Alguém puxou um Pai Nosso e o povo rezou junto, de mãos ao alto. Como faço nessas horas, levantei o punho esquerdo pela duração da oração e me dei por satisfeito.

Vieram falar de dentro do crematório que as manifestações aqui fora estavam atrapalhando a cerimônia lá dentro. Falou o Okamoto e ele pediu que nos aquietássemos. Um outro figura disse que iria puxar uma oração aqui fora quando lá dentro fosse feito o mesmo.

Os militantes não se acalmaram, e alguém puxou a canção “Para não dizer que não falei de flores”. Para meu espanto, notei que eu sei toda a letra. Da Internacional já não a lembro inteira, e menos ainda a do Hino Nacional completa.

Enquanto esperávamos, conversei mais. Uma mulher discorreu longamente sobre o Toninho do PT, prefeito assassinado em Campinas. Quando ela falou que gostava de como “a reconstrução do PT está se dando”, pedi que falasse mais, esperando alguma notícia importante de renovação basista. Mas no final ela se referia à luta interna da hierarquia do partido e não a um hackeamento do partido pela militância, conforme desejo. Deixei quieto.

Outra moça contou que FHC teria escrito, em artigo recente, “que o PT estava certo, pois agora, com Bolsonaro, fica difícil negar lá fora que de fato aconteceu um golpe no Brasil”. Parece que o Blog da Cidadania publicou.

Ouvi mais de uma conversa preocupada a respeito de conhecidos e familiares que votaram em Bolsonaro.

Outra mulher contou que mora na região, e que estivera na presença do caixão durante a noite. Disse que os familiares ficaram até certa altura, mas que ela e outras vizinhas tinham vindo de madrugada e ficado na companhia do corpo de Artur, “para que ele não ficasse sozinho”.

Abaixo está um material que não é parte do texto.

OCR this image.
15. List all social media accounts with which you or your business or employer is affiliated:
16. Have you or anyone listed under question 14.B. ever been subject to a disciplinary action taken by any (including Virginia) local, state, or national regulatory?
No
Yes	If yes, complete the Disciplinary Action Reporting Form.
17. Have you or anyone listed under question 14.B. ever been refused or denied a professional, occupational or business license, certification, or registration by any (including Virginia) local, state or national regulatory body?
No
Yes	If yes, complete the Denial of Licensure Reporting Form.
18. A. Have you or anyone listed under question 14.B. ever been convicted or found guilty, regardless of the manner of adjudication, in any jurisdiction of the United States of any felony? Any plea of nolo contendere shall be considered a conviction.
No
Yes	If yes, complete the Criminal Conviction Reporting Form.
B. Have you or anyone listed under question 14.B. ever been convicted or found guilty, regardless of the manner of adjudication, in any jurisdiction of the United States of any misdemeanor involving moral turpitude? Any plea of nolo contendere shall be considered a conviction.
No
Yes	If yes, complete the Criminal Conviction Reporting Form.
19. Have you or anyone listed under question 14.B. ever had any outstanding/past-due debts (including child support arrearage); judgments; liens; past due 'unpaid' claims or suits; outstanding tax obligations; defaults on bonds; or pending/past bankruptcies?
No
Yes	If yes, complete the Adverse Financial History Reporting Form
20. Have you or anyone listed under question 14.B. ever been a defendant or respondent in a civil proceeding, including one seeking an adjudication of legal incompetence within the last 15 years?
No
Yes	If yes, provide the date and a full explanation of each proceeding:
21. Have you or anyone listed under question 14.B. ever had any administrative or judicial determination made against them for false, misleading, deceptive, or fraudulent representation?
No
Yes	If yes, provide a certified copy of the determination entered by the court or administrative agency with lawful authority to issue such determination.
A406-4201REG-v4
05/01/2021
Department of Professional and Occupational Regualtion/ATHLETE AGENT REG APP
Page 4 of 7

Algumas pessoas faziam postagens ao vivo, contando o que viam ao mesmo tempo que se filmavam de smartphone em punho.

Um moço de cabelo encaracolado me falava como Artur, o neto de Lula, era como o ex-presidente: “irradiava luz por onde passava. O Artur tem o olhar do avô, o mesmo olhar”.

Vi entrar o Rui Falcão, Genoíno, Mercadante e um homem com uma bandeira do CMP (Central dos Movimentos Populares). Parece que ele não pôde ficar com ela, e outro homem teve que cobrir sua camiseta “Lula Livre” para ter acesso ao crematório. Li depois que o Suplicy estava lá. Vi o fotógrafo S.

Nessa hora um pregador evangélico começou a discursar no meio do povo. Apesar do clima meio místico da cercania da morte e da presença de Lula, achei que caía muito mal. Ele vestia uma camisa com uma estampa da bandeira americana. O discurso era meio genérico, mas irritei-me com a menção à “verdade vos libertará”, que já foi usado por Bolsonaro e Onyx.

Peguei uma carona na censura de algumas pessoas e gritei contra ele. Só que errei a mão. Queria de alguma forma destacar que tem que separar a igreja do estado, ou no mínimo apontar como era desrespeitosa a intervenção do pastor. Acabei gritando “Sobe na goiabeira! Jesus não vai me falar como me vestir!”.

Uma mulher ao meu lado, de boné vermelho do MST, censurou-me dizendo “Respeita a diversidade”. Tentei formular que a fala religiosa não tem autoridade inerente, mas não consegui. Tenho estado muito sensível hoje em dia com a imposição da pautas universalistas cristãs, do tipo Damares, e acho que toda a esquerda vai ter que falar disso alguma hora com seus militantes evangélicos.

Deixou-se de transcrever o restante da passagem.